I used peewee 3.15.1 to perform the update. I only used two columns related to update, one is column id
which is the primary key, the other one is the column col_a
which needs to be updated. The col_a
column has no index, and each table also does not have join relationships.
+--------------+--------------------+------+-----+---------+----------------+
| Field | Type | Null | Key | Default | Extra |
+--------------+--------------------+------+-----+---------+----------------+
| id | int | NO | PRI | NULL | auto_increment |
| col_a | varbinary(1024) | NO | | NULL | |
+--------------+--------------------+------+-----+---------+----------------+
I performed the update in chuncks. let's say, variable MYSQLDB
is peewee
database object, table
is peewee
data table object which needs to be updated, and num
is the total number of records in that table.
batch_size = 1e5
count = ceil(num / batch_size)
for i in tqdm(range(count)):
this_min = int(i * batch_size)
this_max = int((i+1) * batch_size)
query = (table.select(table.id,
table.col_a)
.where(table.id > this_min,
table.id <= this_max))
for j in range(len(query)):
query[j].col_a = <corresponding binary string for that row>
with MYSQLDB.atomic():
table.bulk_update(query, fields=[table.col_a])
In each iteration, peewee
will fetch 100K records and then update column col_a
. I found the running time per iteration was highly correlated with the number of records in table.

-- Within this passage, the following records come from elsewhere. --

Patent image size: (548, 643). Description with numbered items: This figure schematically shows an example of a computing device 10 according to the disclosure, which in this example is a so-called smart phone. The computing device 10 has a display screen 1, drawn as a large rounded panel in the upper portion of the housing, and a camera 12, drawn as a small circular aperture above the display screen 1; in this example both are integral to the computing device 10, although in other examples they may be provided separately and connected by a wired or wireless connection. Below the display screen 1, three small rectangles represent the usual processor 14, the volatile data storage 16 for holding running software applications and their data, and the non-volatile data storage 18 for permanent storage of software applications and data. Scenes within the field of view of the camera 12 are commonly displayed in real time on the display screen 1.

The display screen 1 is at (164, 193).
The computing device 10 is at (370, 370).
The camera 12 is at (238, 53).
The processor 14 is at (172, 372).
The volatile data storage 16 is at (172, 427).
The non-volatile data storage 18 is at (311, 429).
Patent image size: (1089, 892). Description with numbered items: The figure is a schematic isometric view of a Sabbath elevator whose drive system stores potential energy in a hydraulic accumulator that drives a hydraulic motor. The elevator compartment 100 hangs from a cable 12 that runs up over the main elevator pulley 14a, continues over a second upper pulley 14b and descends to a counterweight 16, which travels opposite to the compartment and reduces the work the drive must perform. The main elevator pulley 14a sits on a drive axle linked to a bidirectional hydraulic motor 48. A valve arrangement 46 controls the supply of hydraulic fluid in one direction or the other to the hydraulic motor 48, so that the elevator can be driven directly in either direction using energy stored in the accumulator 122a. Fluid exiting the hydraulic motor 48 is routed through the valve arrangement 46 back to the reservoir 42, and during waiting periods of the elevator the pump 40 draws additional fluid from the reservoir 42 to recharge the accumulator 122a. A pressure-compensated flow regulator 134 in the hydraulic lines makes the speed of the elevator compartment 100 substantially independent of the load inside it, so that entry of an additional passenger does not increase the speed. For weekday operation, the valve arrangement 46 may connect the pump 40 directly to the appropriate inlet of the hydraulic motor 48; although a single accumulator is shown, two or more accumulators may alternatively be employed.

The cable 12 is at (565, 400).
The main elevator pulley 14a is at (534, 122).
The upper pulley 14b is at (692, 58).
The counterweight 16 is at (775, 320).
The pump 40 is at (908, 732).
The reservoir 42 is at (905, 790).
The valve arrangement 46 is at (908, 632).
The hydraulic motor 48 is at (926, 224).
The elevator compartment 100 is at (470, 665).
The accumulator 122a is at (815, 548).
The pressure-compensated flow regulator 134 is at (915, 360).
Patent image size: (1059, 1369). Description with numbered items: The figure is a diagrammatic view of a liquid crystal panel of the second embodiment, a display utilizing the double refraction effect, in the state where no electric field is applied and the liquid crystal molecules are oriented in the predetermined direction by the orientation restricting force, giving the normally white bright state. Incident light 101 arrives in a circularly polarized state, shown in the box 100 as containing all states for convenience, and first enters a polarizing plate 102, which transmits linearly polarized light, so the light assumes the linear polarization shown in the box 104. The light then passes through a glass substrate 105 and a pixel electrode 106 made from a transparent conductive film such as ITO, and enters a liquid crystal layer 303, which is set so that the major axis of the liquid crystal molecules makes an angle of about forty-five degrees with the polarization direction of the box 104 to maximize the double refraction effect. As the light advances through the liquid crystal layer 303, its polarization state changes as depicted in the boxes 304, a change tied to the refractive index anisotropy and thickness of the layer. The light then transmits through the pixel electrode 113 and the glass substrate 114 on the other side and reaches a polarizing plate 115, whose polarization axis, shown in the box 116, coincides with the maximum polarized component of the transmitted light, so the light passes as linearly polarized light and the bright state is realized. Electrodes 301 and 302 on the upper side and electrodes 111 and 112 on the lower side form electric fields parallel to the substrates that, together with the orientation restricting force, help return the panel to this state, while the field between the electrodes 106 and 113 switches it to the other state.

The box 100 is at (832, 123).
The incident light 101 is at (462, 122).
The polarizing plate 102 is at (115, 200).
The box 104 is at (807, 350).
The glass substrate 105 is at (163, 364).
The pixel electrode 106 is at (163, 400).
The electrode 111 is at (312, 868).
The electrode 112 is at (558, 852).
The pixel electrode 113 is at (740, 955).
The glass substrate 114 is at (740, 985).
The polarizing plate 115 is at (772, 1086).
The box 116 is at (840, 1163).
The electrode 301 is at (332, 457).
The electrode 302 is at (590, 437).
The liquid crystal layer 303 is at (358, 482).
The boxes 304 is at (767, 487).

Data Tables | #Records | Rough estimated running time per iteration (seconds) |
---|---|---|
table 1 | 60,329,700 | 227.75 |
table 2 | 4,325,292 | 108.48 |
table 3 | 3,433,891 | 101.94 |
table 4 | 18,787,232 | 147.28 |
table 5 | 25,605,277 | 168.04 |
table 6 | 8,042,938 | 128.80 |
table 7 | 10,652,355 | 135.54 |
table 8 | 1,068,277 | 107.63 |
table 9 | 1,189,886 | 117.33 |
table 10 | 1,926,438 | 115.07 |
table 11 | 7,590,218 | 118.50 |
table 12 | 9,404,617 | 133.26 |
table 13 | 1,033,066,290 | 5147.33 |
After exclude table 13, the Pearson correlation coefficient between running time per iteration and number of records in data table is 0.9815 (p-value = 1.649e-08).
I am new to MySQL, and my questions are:
Why the running time of updating the same number of records is correlated with the number of total records in that table? Is it because the time for locking rows increases along with the table size?
For updating table 13, the running time is not acceptable. In order to add the new column and fill corresponding values, should I dump all rows by
mysqldump
to a CSV file, then insert them back into a new table together with the new column?